Christopher Lee Hixson

Christopher Lee Hixson


I agree with this answer, it provides the technical response that you can file for a default but also provides the practical advice that it will be turned over very quick because there was an attempt, it does more damage to you in the eyes of the person deciding who to believe in the action.


No, not recommended. There really is no point either because he can easily get it set aside and then you look like you did it in bad faith.

You should consult an attorney for advice regarding your individual situation since every case is different and not all information is relayed in an online question. The Law Office of Ophelia Bernal-Mora, P.A. is a family law firm located in Orlando, Florida, we invite you to contact us and welcome your calls at 407-377-6828. Contacting us does not create an attorney-client relationship. Please do not send any confidential information to us until such time as an attorney-client relationship has been established.


No. You cannot file it in good faith because you have received a response from him indicating his defense. You have been served with the response, and the rules require "service" of an answer within 20 days, not filing.

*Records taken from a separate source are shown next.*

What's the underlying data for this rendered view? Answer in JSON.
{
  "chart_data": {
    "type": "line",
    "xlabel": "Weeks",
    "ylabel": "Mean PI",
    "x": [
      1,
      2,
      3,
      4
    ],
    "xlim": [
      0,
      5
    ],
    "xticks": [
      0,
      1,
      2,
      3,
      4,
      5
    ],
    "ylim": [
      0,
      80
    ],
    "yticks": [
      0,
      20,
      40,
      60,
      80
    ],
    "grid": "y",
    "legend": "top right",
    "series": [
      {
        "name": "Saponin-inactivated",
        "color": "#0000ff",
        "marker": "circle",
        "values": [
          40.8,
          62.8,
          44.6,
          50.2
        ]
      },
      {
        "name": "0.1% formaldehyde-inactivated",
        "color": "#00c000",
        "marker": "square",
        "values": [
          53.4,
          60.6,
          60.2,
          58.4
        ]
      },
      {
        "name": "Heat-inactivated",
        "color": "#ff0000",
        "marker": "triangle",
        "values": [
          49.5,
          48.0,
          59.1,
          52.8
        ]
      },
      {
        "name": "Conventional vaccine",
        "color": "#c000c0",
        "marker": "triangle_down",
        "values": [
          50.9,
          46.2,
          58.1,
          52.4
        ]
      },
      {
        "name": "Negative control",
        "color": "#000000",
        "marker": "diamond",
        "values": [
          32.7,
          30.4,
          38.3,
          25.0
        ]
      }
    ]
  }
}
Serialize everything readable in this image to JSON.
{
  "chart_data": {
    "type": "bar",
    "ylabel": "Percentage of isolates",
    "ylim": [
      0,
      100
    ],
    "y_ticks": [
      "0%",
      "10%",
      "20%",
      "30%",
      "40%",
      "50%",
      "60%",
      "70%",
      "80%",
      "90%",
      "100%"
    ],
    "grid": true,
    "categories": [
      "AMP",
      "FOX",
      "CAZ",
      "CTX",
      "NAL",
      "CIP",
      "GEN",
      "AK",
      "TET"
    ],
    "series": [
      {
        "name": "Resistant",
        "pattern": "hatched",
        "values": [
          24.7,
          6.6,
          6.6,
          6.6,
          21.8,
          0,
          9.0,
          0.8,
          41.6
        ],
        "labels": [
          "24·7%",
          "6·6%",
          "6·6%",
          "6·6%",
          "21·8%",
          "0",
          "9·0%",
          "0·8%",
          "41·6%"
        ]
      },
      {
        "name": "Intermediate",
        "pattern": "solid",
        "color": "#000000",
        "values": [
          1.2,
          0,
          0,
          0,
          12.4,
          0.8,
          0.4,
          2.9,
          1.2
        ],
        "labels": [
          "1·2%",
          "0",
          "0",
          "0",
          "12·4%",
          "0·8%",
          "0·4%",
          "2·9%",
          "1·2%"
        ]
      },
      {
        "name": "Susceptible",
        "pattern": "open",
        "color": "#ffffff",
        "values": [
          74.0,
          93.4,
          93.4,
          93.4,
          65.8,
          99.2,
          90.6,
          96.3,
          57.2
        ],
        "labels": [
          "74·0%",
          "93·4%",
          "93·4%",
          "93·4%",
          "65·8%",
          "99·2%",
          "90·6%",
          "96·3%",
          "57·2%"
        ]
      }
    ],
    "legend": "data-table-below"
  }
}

If you are asking these kinds of questions, you are not represented by an attorney. You should get assistance of counsel.



I was not served his response, he had his mom give me a sealed envelope. The "response" was typed and not signed, not dated, nor was a case # attached to it. He only spoke of money and never spoke of the children. My papers request sole parental with no time share until certain requirements are met. The injunction I have gave him no visitation. Now, after 6 days,.the courts post his response, but they dated the post for the date he needed to have it in, yet I confirmed throughout the 6th and also the day after, if they recieved his response and was told no. I am not sure what is going on there but something isnt right.

Robert Lincoln

Robert Lincoln


You received notice that he intends to respond, and that prevents a default from being effective. If you have proof of service, and he has not filed his response, you might move for some kind of summary relief - just not a default. It's very unlikely under Florida law that any "default" could address "visitation" or shared custody issues. This is clearly complicated and you really need to talk to an attorney. There is a legal aid organization in Ocala that may be able to help you.


Technically, you could try to get the default. However, it will ultimately be a wast of your time. The court will acknowledge that you did receive a response, and will want to hear the case on the merits. In addition, family law courts will always allow a parent to be heard when children are involved. This applies even with a default. So, if children are an issue in your case, it will make little if any difference.